Close, but no cigar.

This raccoon’s saga continued for a bit. He was emerging in the daytime to poke around at the seed and suet droppings under the feeders. And he was emerging from under our main deck. That was somewhat concerning to us, so we decided to try to trap him and move him to another location.

We set out a humane trap. With a little lunch buffet laid out inside the trap. I put a paper bowl of crumbled up aromatic brie, a soft cow’s milk cheese. I really didn’t know if raccoons like brie but I don’t and we had some left over from the holidays. Brie in a paper bowl in the trap, with the door open. We put the trap out toward dusk and brought it inside the garage after a few hours. If we caught the critter, we didn’t want it to have to spend a scary night inside the trap. First evening. Nothing. Second evening. The aroma of the brie must have been too much to resist. I was in the great room when I thought I heard something. Sure enough. A raccoon. In the trap. Pawing away trying to get out.

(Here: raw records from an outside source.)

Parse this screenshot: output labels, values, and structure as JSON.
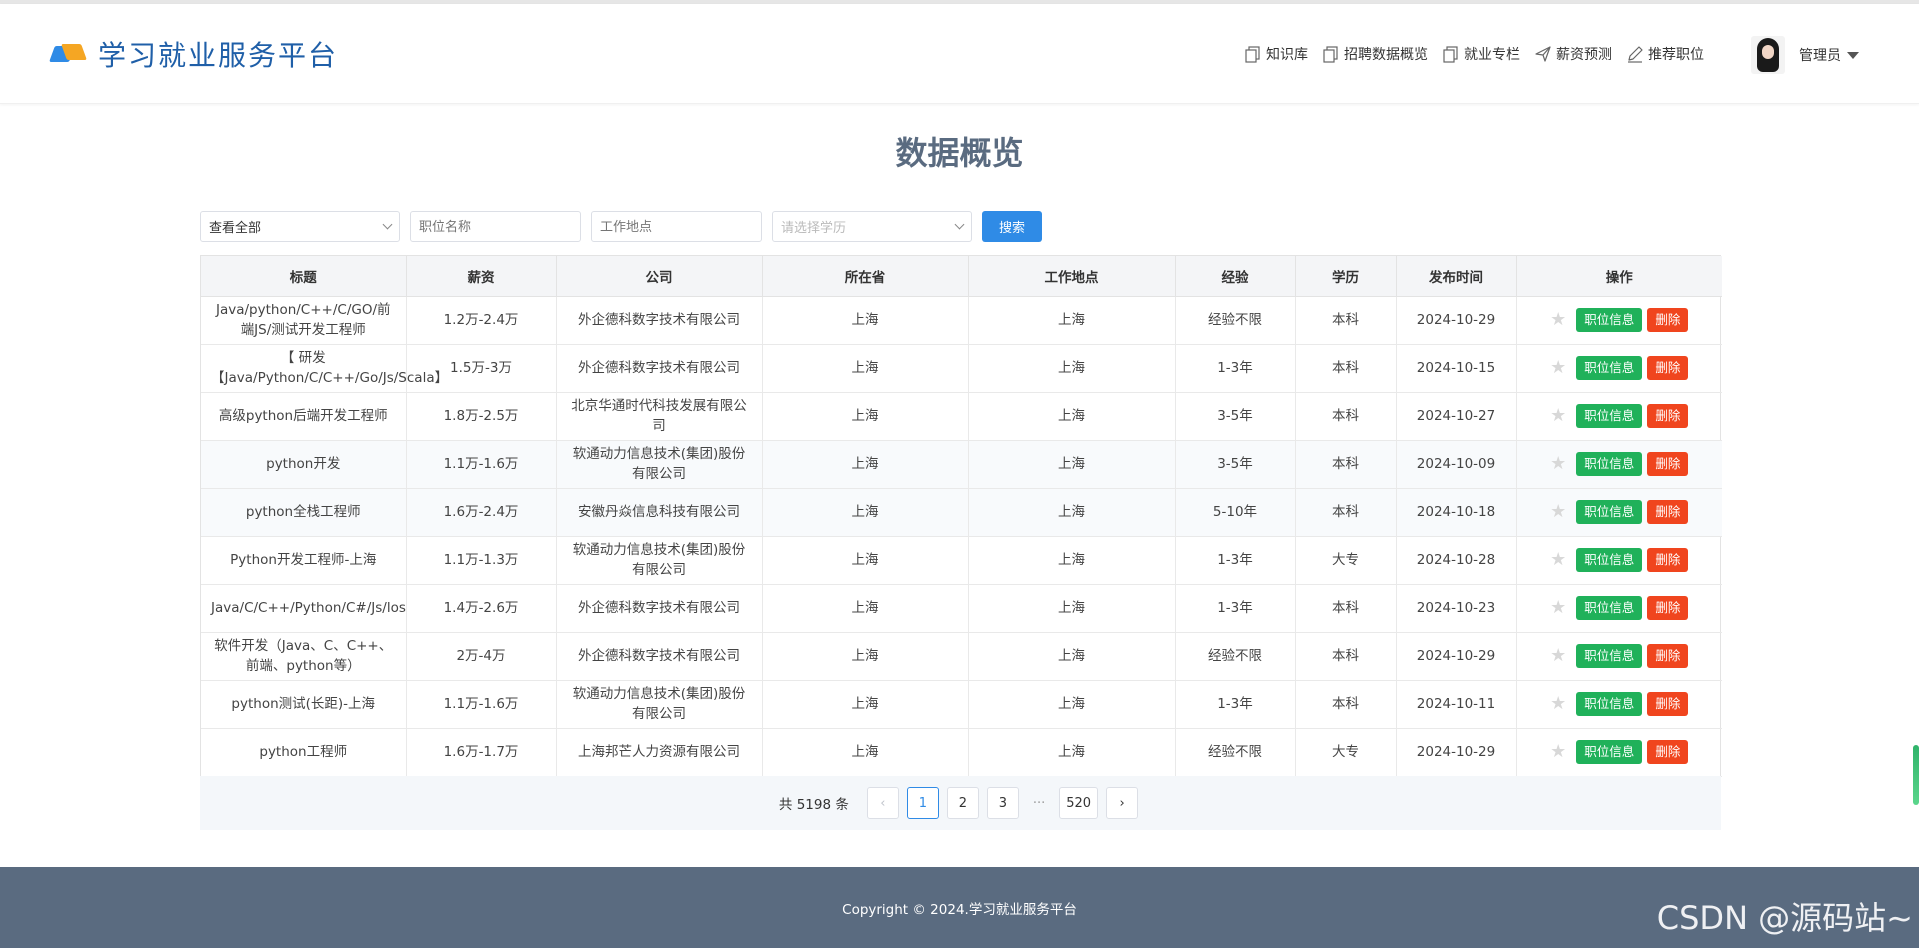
{
  "app": {
    "title": "学习就业服务平台"
  },
  "nav": [
    {
      "label": "知识库",
      "icon": "copy-icon"
    },
    {
      "label": "招聘数据概览",
      "icon": "copy-icon"
    },
    {
      "label": "就业专栏",
      "icon": "copy-icon"
    },
    {
      "label": "薪资预测",
      "icon": "send-icon"
    },
    {
      "label": "推荐职位",
      "icon": "pen-icon"
    }
  ],
  "user": {
    "name": "管理员"
  },
  "page": {
    "title": "数据概览"
  },
  "filters": {
    "role_value": "查看全部",
    "title_placeholder": "职位名称",
    "location_placeholder": "工作地点",
    "education_placeholder": "请选择学历",
    "search_label": "搜索"
  },
  "table": {
    "headers": [
      "标题",
      "薪资",
      "公司",
      "所在省",
      "工作地点",
      "经验",
      "学历",
      "发布时间",
      "操作"
    ],
    "rows": [
      {
        "title": "Java/python/C++/C/GO/前端JS/测试开发工程师",
        "salary": "1.2万-2.4万",
        "company": "外企德科数字技术有限公司",
        "province": "上海",
        "location": "上海",
        "experience": "经验不限",
        "education": "本科",
        "date": "2024-10-29"
      },
      {
        "title": "【 研发【Java/Python/C/C++/Go/Js/Scala】",
        "salary": "1.5万-3万",
        "company": "外企德科数字技术有限公司",
        "province": "上海",
        "location": "上海",
        "experience": "1-3年",
        "education": "本科",
        "date": "2024-10-15"
      },
      {
        "title": "高级python后端开发工程师",
        "salary": "1.8万-2.5万",
        "company": "北京华通时代科技发展有限公司",
        "province": "上海",
        "location": "上海",
        "experience": "3-5年",
        "education": "本科",
        "date": "2024-10-27"
      },
      {
        "title": "python开发",
        "salary": "1.1万-1.6万",
        "company": "软通动力信息技术(集团)股份有限公司",
        "province": "上海",
        "location": "上海",
        "experience": "3-5年",
        "education": "本科",
        "date": "2024-10-09"
      },
      {
        "title": "python全栈工程师",
        "salary": "1.6万-2.4万",
        "company": "安徽丹焱信息科技有限公司",
        "province": "上海",
        "location": "上海",
        "experience": "5-10年",
        "education": "本科",
        "date": "2024-10-18"
      },
      {
        "title": "Python开发工程师-上海",
        "salary": "1.1万-1.3万",
        "company": "软通动力信息技术(集团)股份有限公司",
        "province": "上海",
        "location": "上海",
        "experience": "1-3年",
        "education": "大专",
        "date": "2024-10-28"
      },
      {
        "title": "Java/C/C++/Python/C#/Js/los",
        "salary": "1.4万-2.6万",
        "company": "外企德科数字技术有限公司",
        "province": "上海",
        "location": "上海",
        "experience": "1-3年",
        "education": "本科",
        "date": "2024-10-23"
      },
      {
        "title": "软件开发（Java、C、C++、前端、python等）",
        "salary": "2万-4万",
        "company": "外企德科数字技术有限公司",
        "province": "上海",
        "location": "上海",
        "experience": "经验不限",
        "education": "本科",
        "date": "2024-10-29"
      },
      {
        "title": "python测试(长距)-上海",
        "salary": "1.1万-1.6万",
        "company": "软通动力信息技术(集团)股份有限公司",
        "province": "上海",
        "location": "上海",
        "experience": "1-3年",
        "education": "本科",
        "date": "2024-10-11"
      },
      {
        "title": "python工程师",
        "salary": "1.6万-1.7万",
        "company": "上海邦芒人力资源有限公司",
        "province": "上海",
        "location": "上海",
        "experience": "经验不限",
        "education": "大专",
        "date": "2024-10-29"
      }
    ],
    "info_label": "职位信息",
    "delete_label": "删除",
    "star_glyph": "★"
  },
  "pagination": {
    "total_text": "共 5198 条",
    "prev": "‹",
    "next": "›",
    "pages": [
      "1",
      "2",
      "3"
    ],
    "ellipsis": "···",
    "last": "520",
    "current": "1"
  },
  "footer": {
    "copyright": "Copyright © 2024.学习就业服务平台",
    "watermark": "CSDN @源码站~"
  },
  "colors": {
    "primary": "#2f8be6",
    "success": "#20b15a",
    "danger": "#f0451e",
    "footer_bg": "#5a6b80",
    "title": "#5a6b80"
  }
}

Steve had his hatchback ready to transport. The plan was to drive several miles away and then release the raccoon. I didn’t go with Steve. I heard a raccoon cry once when I was young when dogs chased it up a small tree. It’s not a sound I wanted to hear again or inflict. Steve says the raccoon was quiet and calm. In fact, it polished off the rest of the brie during the ride.

Steve released it. And came home. We watched out for it in the days after, thinking the brie might have been so delicious that the raccoon would find the way back to our place.

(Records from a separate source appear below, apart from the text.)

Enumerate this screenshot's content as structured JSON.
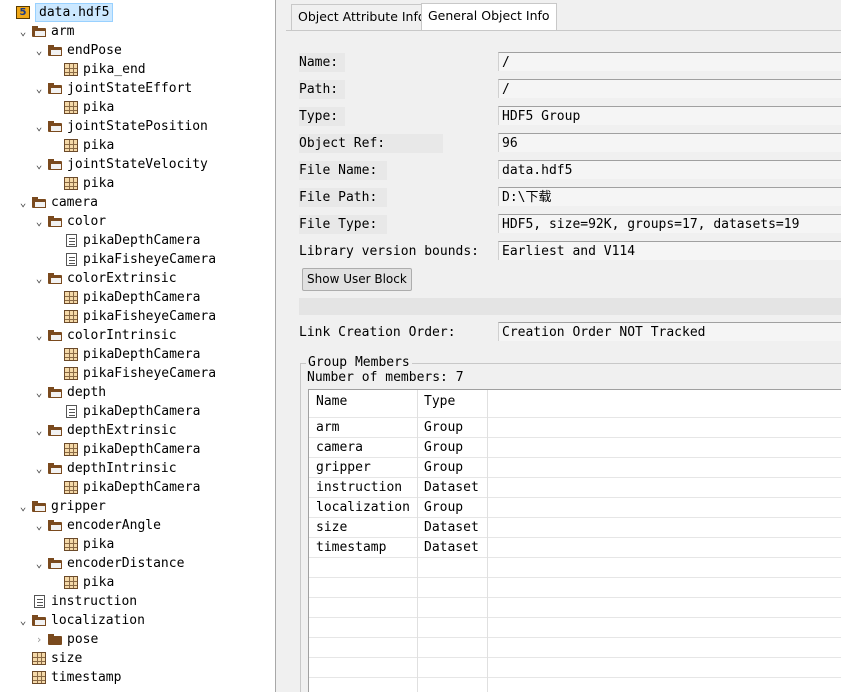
{
  "tree": [
    {
      "label": "data.hdf5",
      "icon": "hdf5-file-icon",
      "level": 0,
      "chevron": "",
      "selected": true,
      "name": "tree-root-data-hdf5"
    },
    {
      "label": "arm",
      "icon": "folder-open-icon",
      "level": 1,
      "chevron": "expanded",
      "name": "tree-group-arm"
    },
    {
      "label": "endPose",
      "icon": "folder-open-icon",
      "level": 2,
      "chevron": "expanded",
      "name": "tree-group-endpose"
    },
    {
      "label": "pika_end",
      "icon": "dataset-icon",
      "level": 3,
      "chevron": "",
      "name": "tree-dataset-pika-end"
    },
    {
      "label": "jointStateEffort",
      "icon": "folder-open-icon",
      "level": 2,
      "chevron": "expanded",
      "name": "tree-group-jointstateeffort"
    },
    {
      "label": "pika",
      "icon": "dataset-icon",
      "level": 3,
      "chevron": "",
      "name": "tree-dataset-pika"
    },
    {
      "label": "jointStatePosition",
      "icon": "folder-open-icon",
      "level": 2,
      "chevron": "expanded",
      "name": "tree-group-jointstateposition"
    },
    {
      "label": "pika",
      "icon": "dataset-icon",
      "level": 3,
      "chevron": "",
      "name": "tree-dataset-pika"
    },
    {
      "label": "jointStateVelocity",
      "icon": "folder-open-icon",
      "level": 2,
      "chevron": "expanded",
      "name": "tree-group-jointstatevelocity"
    },
    {
      "label": "pika",
      "icon": "dataset-icon",
      "level": 3,
      "chevron": "",
      "name": "tree-dataset-pika"
    },
    {
      "label": "camera",
      "icon": "folder-open-icon",
      "level": 1,
      "chevron": "expanded",
      "name": "tree-group-camera"
    },
    {
      "label": "color",
      "icon": "folder-open-icon",
      "level": 2,
      "chevron": "expanded",
      "name": "tree-group-color"
    },
    {
      "label": "pikaDepthCamera",
      "icon": "text-dataset-icon",
      "level": 3,
      "chevron": "",
      "name": "tree-dataset-pikadepthcamera"
    },
    {
      "label": "pikaFisheyeCamera",
      "icon": "text-dataset-icon",
      "level": 3,
      "chevron": "",
      "name": "tree-dataset-pikafisheyecamera"
    },
    {
      "label": "colorExtrinsic",
      "icon": "folder-open-icon",
      "level": 2,
      "chevron": "expanded",
      "name": "tree-group-colorextrinsic"
    },
    {
      "label": "pikaDepthCamera",
      "icon": "dataset-icon",
      "level": 3,
      "chevron": "",
      "name": "tree-dataset-pikadepthcamera"
    },
    {
      "label": "pikaFisheyeCamera",
      "icon": "dataset-icon",
      "level": 3,
      "chevron": "",
      "name": "tree-dataset-pikafisheyecamera"
    },
    {
      "label": "colorIntrinsic",
      "icon": "folder-open-icon",
      "level": 2,
      "chevron": "expanded",
      "name": "tree-group-colorintrinsic"
    },
    {
      "label": "pikaDepthCamera",
      "icon": "dataset-icon",
      "level": 3,
      "chevron": "",
      "name": "tree-dataset-pikadepthcamera"
    },
    {
      "label": "pikaFisheyeCamera",
      "icon": "dataset-icon",
      "level": 3,
      "chevron": "",
      "name": "tree-dataset-pikafisheyecamera"
    },
    {
      "label": "depth",
      "icon": "folder-open-icon",
      "level": 2,
      "chevron": "expanded",
      "name": "tree-group-depth"
    },
    {
      "label": "pikaDepthCamera",
      "icon": "text-dataset-icon",
      "level": 3,
      "chevron": "",
      "name": "tree-dataset-pikadepthcamera"
    },
    {
      "label": "depthExtrinsic",
      "icon": "folder-open-icon",
      "level": 2,
      "chevron": "expanded",
      "name": "tree-group-depthextrinsic"
    },
    {
      "label": "pikaDepthCamera",
      "icon": "dataset-icon",
      "level": 3,
      "chevron": "",
      "name": "tree-dataset-pikadepthcamera"
    },
    {
      "label": "depthIntrinsic",
      "icon": "folder-open-icon",
      "level": 2,
      "chevron": "expanded",
      "name": "tree-group-depthintrinsic"
    },
    {
      "label": "pikaDepthCamera",
      "icon": "dataset-icon",
      "level": 3,
      "chevron": "",
      "name": "tree-dataset-pikadepthcamera"
    },
    {
      "label": "gripper",
      "icon": "folder-open-icon",
      "level": 1,
      "chevron": "expanded",
      "name": "tree-group-gripper"
    },
    {
      "label": "encoderAngle",
      "icon": "folder-open-icon",
      "level": 2,
      "chevron": "expanded",
      "name": "tree-group-encoderangle"
    },
    {
      "label": "pika",
      "icon": "dataset-icon",
      "level": 3,
      "chevron": "",
      "name": "tree-dataset-pika"
    },
    {
      "label": "encoderDistance",
      "icon": "folder-open-icon",
      "level": 2,
      "chevron": "expanded",
      "name": "tree-group-encoderdistance"
    },
    {
      "label": "pika",
      "icon": "dataset-icon",
      "level": 3,
      "chevron": "",
      "name": "tree-dataset-pika"
    },
    {
      "label": "instruction",
      "icon": "text-dataset-icon",
      "level": 1,
      "chevron": "",
      "name": "tree-dataset-instruction"
    },
    {
      "label": "localization",
      "icon": "folder-open-icon",
      "level": 1,
      "chevron": "expanded",
      "name": "tree-group-localization"
    },
    {
      "label": "pose",
      "icon": "folder-closed-icon",
      "level": 2,
      "chevron": "collapsed",
      "name": "tree-group-pose"
    },
    {
      "label": "size",
      "icon": "dataset-icon",
      "level": 1,
      "chevron": "",
      "name": "tree-dataset-size"
    },
    {
      "label": "timestamp",
      "icon": "dataset-icon",
      "level": 1,
      "chevron": "",
      "name": "tree-dataset-timestamp"
    }
  ],
  "tabs": [
    {
      "label": "Object Attribute Info",
      "active": false
    },
    {
      "label": "General Object Info",
      "active": true
    }
  ],
  "info": {
    "name_label": "Name:",
    "name_value": "/",
    "path_label": "Path:",
    "path_value": "/",
    "type_label": "Type:",
    "type_value": "HDF5 Group",
    "objref_label": "Object Ref:",
    "objref_value": "96",
    "filename_label": "File Name:",
    "filename_value": "data.hdf5",
    "filepath_label": "File Path:",
    "filepath_value": "D:\\下载",
    "filetype_label": "File Type:",
    "filetype_value": "HDF5,  size=92K,  groups=17,  datasets=19",
    "libver_label": "Library version bounds:",
    "libver_value": "Earliest and V114",
    "show_user_block_label": "Show User Block",
    "link_order_label": "Link Creation Order:",
    "link_order_value": "Creation Order NOT Tracked"
  },
  "members": {
    "title": "Group Members",
    "count_text": "Number of members: 7",
    "headers": [
      "Name",
      "Type"
    ],
    "rows": [
      [
        "arm",
        "Group"
      ],
      [
        "camera",
        "Group"
      ],
      [
        "gripper",
        "Group"
      ],
      [
        "instruction",
        "Dataset"
      ],
      [
        "localization",
        "Group"
      ],
      [
        "size",
        "Dataset"
      ],
      [
        "timestamp",
        "Dataset"
      ]
    ],
    "empty_rows": 7
  }
}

There is a raccoon prowling about at night. But we don’t know it’s the brie-lover. And it isn’t living under our deck.

Here’s a view of the water flowing at the dam at the north end of Long Lake. Can spring really be just around the bend?

2 thoughts on “On the wing…and the paw

  1. Beautiful pileated, Noreen! I hear them, but have only seen once. I startled one working at a dead birch and boy, was he huge when he spread his wings.

    We used to have a fox that would come out of the woods next to our property at dusk and saunter along the lake, barking as he crossed.

  2. @Kate…thanks for visiting my blog and leaving a comment. We see, and hear, Pileateds regularly. And we have the rectangular holes in many a tree to prove they are around. Foxes? Pretty rare.